1) El control económico o que el autor de la violencia impida, limite o controle el uso de los recursos económicos y financieros de la víctima y su poder de decisión. Esto incluye, entre otras cosas, hacerle preguntas a la víctima sobre cómo gastó el dinero; impedir que la víctima tenga o acceda al control exclusivo de una cuenta bancaria o cuenta compartida; controlar los gastos de la víctima mediante extracto bancario; Espere darle a la víctima su autorización antes de cualquier gasto.
2) Explotación económica cuando el autor de la violencia utiliza en su beneficio los recursos económicos y financieros de la víctima.

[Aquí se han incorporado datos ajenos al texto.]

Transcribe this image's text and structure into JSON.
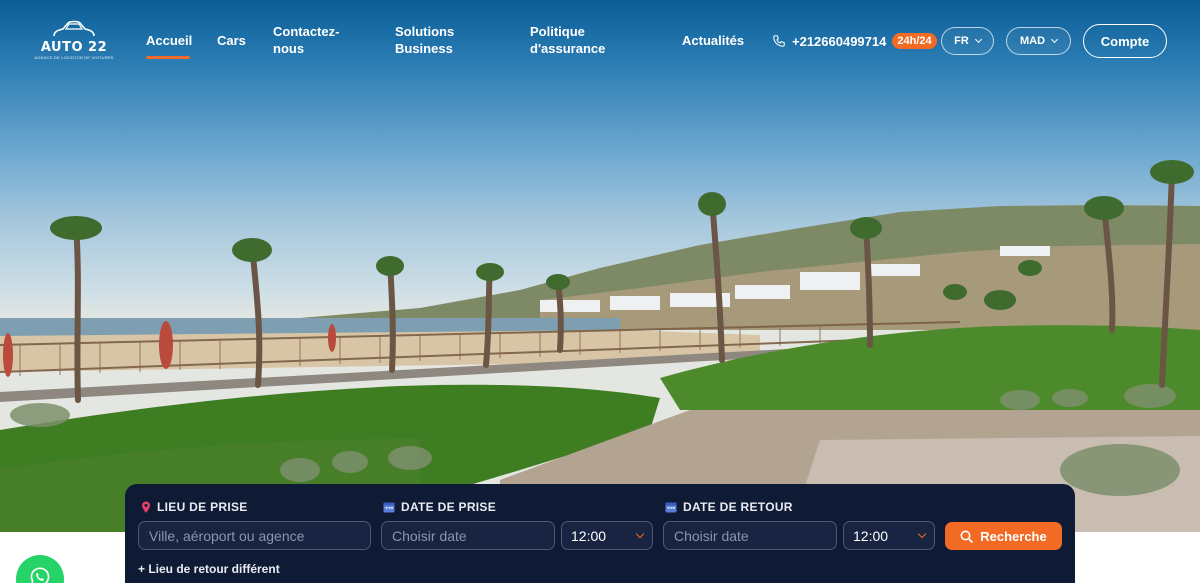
{
  "brand": {
    "name": "AUTO 22",
    "tagline": "AGENCE DE LOCATION DE VOITURES"
  },
  "nav": {
    "items": [
      {
        "label": "Accueil",
        "active": true
      },
      {
        "label": "Cars"
      },
      {
        "label": "Contactez-nous"
      },
      {
        "label": "Solutions Business"
      },
      {
        "label": "Politique d'assurance"
      },
      {
        "label": "Actualités"
      }
    ]
  },
  "contact": {
    "phone": "+212660499714",
    "badge": "24h/24"
  },
  "language": {
    "selected": "FR"
  },
  "currency": {
    "selected": "MAD"
  },
  "account": {
    "label": "Compte"
  },
  "search": {
    "pickup_location": {
      "label": "LIEU DE PRISE",
      "placeholder": "Ville, aéroport ou agence"
    },
    "pickup_date": {
      "label": "DATE DE PRISE",
      "placeholder": "Choisir date",
      "time": "12:00"
    },
    "return_date": {
      "label": "DATE DE RETOUR",
      "placeholder": "Choisir date",
      "time": "12:00"
    },
    "submit_label": "Recherche",
    "different_return": "+ Lieu de retour différent"
  },
  "colors": {
    "accent": "#f26a24",
    "panel": "#0f1b35",
    "whatsapp": "#25d366"
  }
}
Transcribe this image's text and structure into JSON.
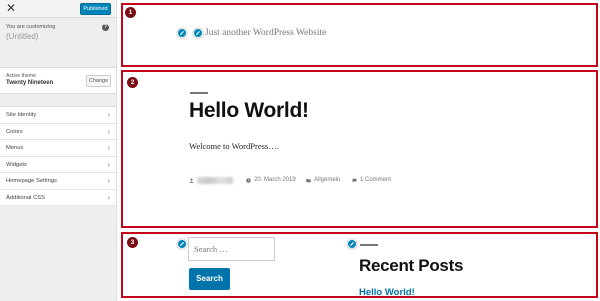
{
  "customizer": {
    "close_label": "✕",
    "publish_label": "Published",
    "you_are_customizing": "You are customizing",
    "site_name": "(Untitled)",
    "help_icon": "question-icon",
    "active_theme_label": "Active theme",
    "active_theme_name": "Twenty Nineteen",
    "change_label": "Change",
    "panels": [
      {
        "label": "Site Identity"
      },
      {
        "label": "Colors"
      },
      {
        "label": "Menus"
      },
      {
        "label": "Widgets"
      },
      {
        "label": "Homepage Settings"
      },
      {
        "label": "Additional CSS"
      }
    ]
  },
  "preview": {
    "badges": [
      "1",
      "2",
      "3"
    ],
    "site_description": "Just another WordPress Website",
    "post": {
      "title": "Hello World!",
      "content": "Welcome to WordPress….",
      "date": "20. March 2019",
      "category": "Allgemein",
      "comments": "1 Comment"
    },
    "search": {
      "placeholder": "Search …",
      "button_label": "Search"
    },
    "recent_posts": {
      "title": "Recent Posts",
      "items": [
        "Hello World!"
      ]
    }
  },
  "colors": {
    "accent": "#0085ba",
    "link": "#0073aa",
    "highlight_frame": "#c5051b",
    "badge": "#7a0a14"
  }
}
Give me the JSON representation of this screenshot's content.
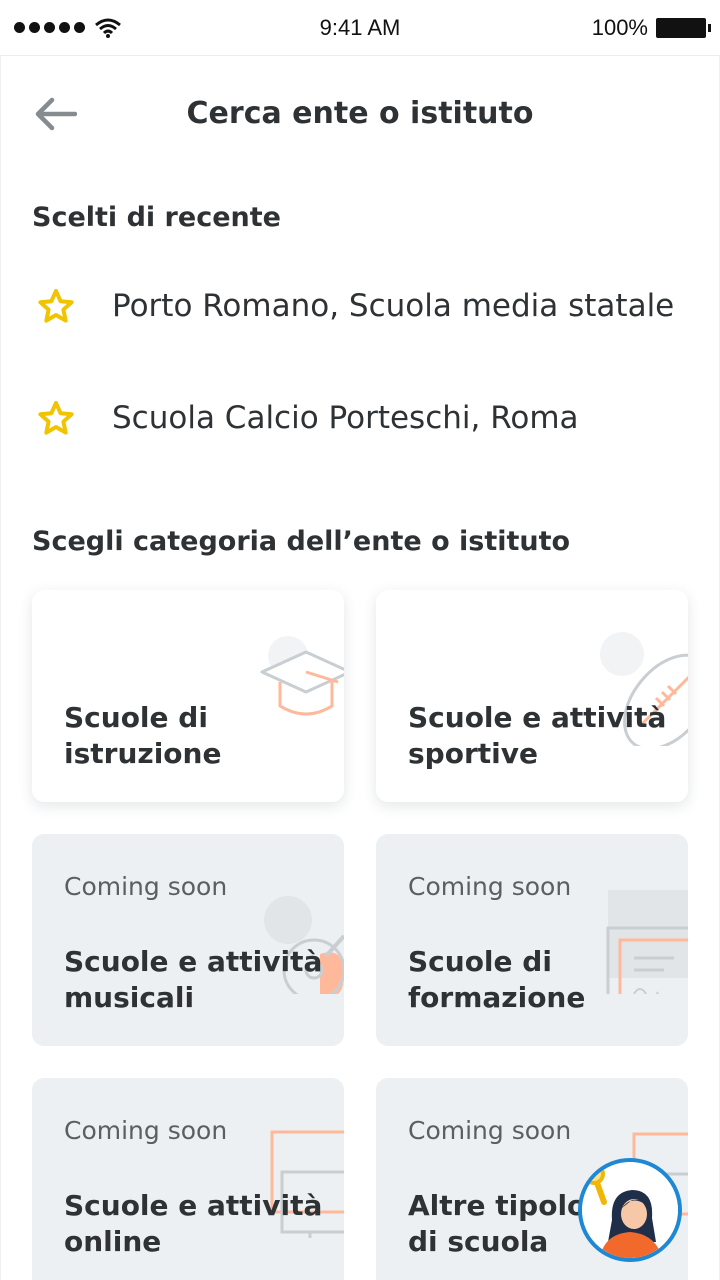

Por ejemplo, robar el dinero, bienes o bienes de la víctima; obligar a la víctima a trabajar más de lo necesario (horarias más largas, realizar múltiples trabajos, incluidos cuidados, etc.); relegando a la víctima únicamente al trabajo doméstico.
3) Sabotaje económico: en este caso el autor de la violencia impide a la víctima buscar, obtener o mantener un trabajo y/o un curso de estudio destruyendo, por ejemplo, las posesiones de la víctima necesarias para trabajar o estudiar (como ropa, computadoras, libros, otros equipos, etc.); no cuidar de los niños u otras necesidades del hogar para impedir que la víctima trabaje y/o estudie; Adoptar conductas abusivas con motivo de citas importantes de trabajo o estudio de la víctima.
Las intervenciones
Si este es el escenario, ¿cómo podemos intervenir para combatir el fenómeno? Hay dos prioridades: adoptar una definición compartida de violencia económica que especifique su comportamiento; implementar la Ley 53/2022, prestando atención a la recopilación y seguimiento de datos sobre el fenómeno de la violencia económica y sobre otros datos indicativos (condición de comunidad/separación de bienes, presencia o ausencia de una cuenta bancaria, situación laboral, calificación educativa, presencia o ausencia de propiedades o bienes registrados, etc.).